Угомонились через полчаса. Из поселка никто не вырвался, да и не пытался, не считая довольно шустрого мужичонки в унтах и старом армейском тулупе. Он уже почти перебрался через прибрежные заросли у замерзшего ручья и рванул, петляя по-заячьи, в небольшой распадок. Но у Артура мощный итальянский карабин был снабжен прицелом ночного видения. Стрелок довольно хехекнул, увидев в зеленом свете прицела, как пуля вспорола овчину тулупа и как беглец съехал со склона в овраг. Артур выбросил вверх руку, согнул ее, сжав кулак, и выкрикнул: "Йес!"
Когда с верхней части поселка спустились загонщики, Антон скомандовал: "А сейчас будем делать уборку. Каждый берет свою дичь. Тащим всех вот в этот сарай. Миша, а ты доставай канистру с бензином".
Всего в сарае оказалось полтора десятка бомжей. Двое или трое еще дергались и стонали. Когда колонна стала покидать место охоты, сарай уже горел дымно-оранжевым пламенем.
* * *
Город появился внезапно, лежа внизу, в котловине. В мутном мареве дрожали размытые огни, над огромной чашей, населенной людьми, висел тяжелый дым. Наступал еще один вечер, точно такой же, как и тысячи прошлых вечеров.

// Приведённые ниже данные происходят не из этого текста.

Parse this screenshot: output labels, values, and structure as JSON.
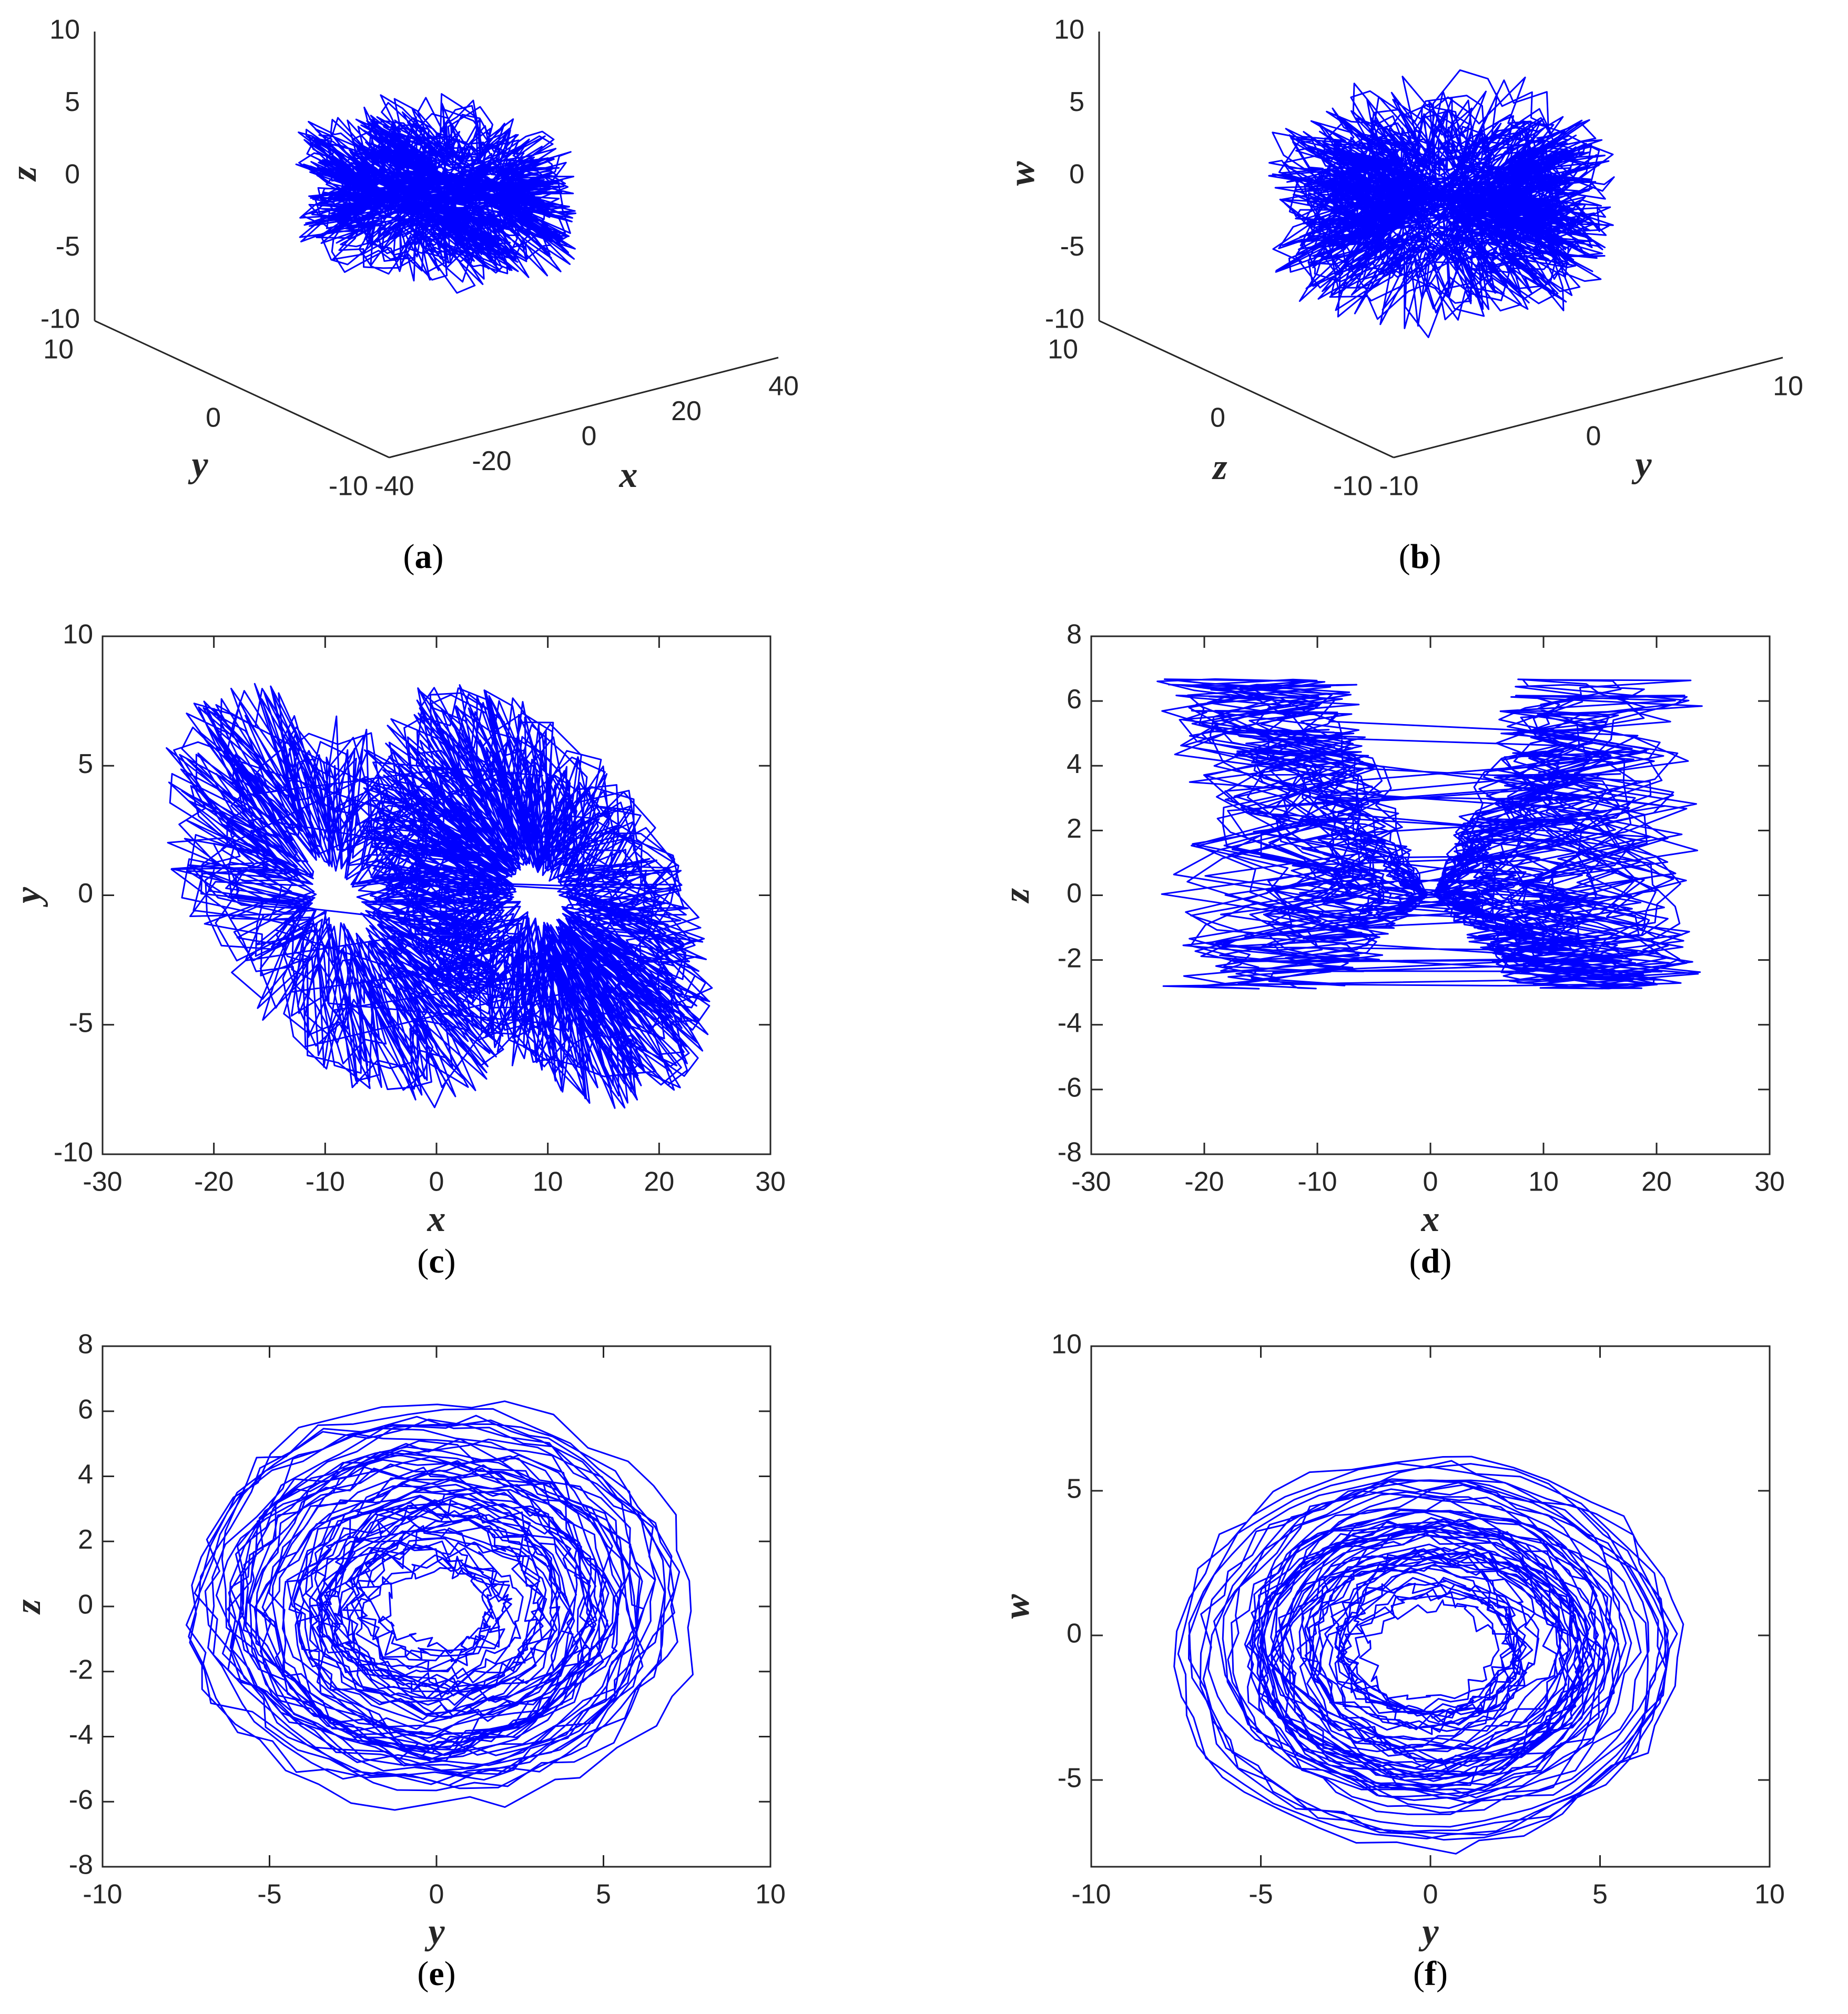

Он спускался к городу, чувствуя в своем сыром сознании непонятный страх. Раньше он ничего не боялся. Ему, выросшему в таежной заброшенной штольне, были нипочем ни морозы, ни хлесткие весенние пыльные ветра, ни щелкающие пасти волков, ни смертоносные лапы медведя. Хищников он не боялся - они боялись его, чувствуя в нем природу, отличающуюся от прочих двуногих. Он же сам легко справлялся в самых сложных ситуациях без огнестрельного оружия, раны и травмы считал как само собой разумеющееся, поэтому понятие о боли у него отличалось от человеческого.
Теперь он опять хотел есть, и голод гнал его вниз, в дым и огни. Голод был сильнее страха, но чем ближе становился шум Читы, тем нерешительнее делались его шаги. Но все равно он перемещался уже по убогой окраине, в темноте, среди развалин и одноэтажных деревянных домов. Он уже решил искать место для лежки, как вдруг сзади показались яркие огни и раздался скрежет. Зачарованный огнями, он замер.
Это был милицейский "УАЗ", и от отца он знал, что на свете есть такие люди - менты, которые носят форму, и у них есть оружие, от которого нет защиты. И что ментов надо бояться. Но тут он словно все позабыл. Он смотрел на две фигуры, которые неторопливо приближались к нему.
– Ох, ни хера себе, снежный человек, - присвистнул один из них, - ты посмотри, какое чучело.
Действительно, для них он был более чем экзотическим субъектом: в самодельной обуви из шкур, в старом отцовском бушлате, подбитом во многих местах шкурками белок, при этом с обветренной грубой кожей и темными, почти без зрачков, глазами. Ростом он превосходил обоих полицейских чуть не на две головы.
– Откуда ты, чудо, - насмешливо спросили его. Он умел говорить, правда, очень неуверенно, как недавно заговоривший немой. Но сейчас он просто неопределенно махнул рукой в сторону леса.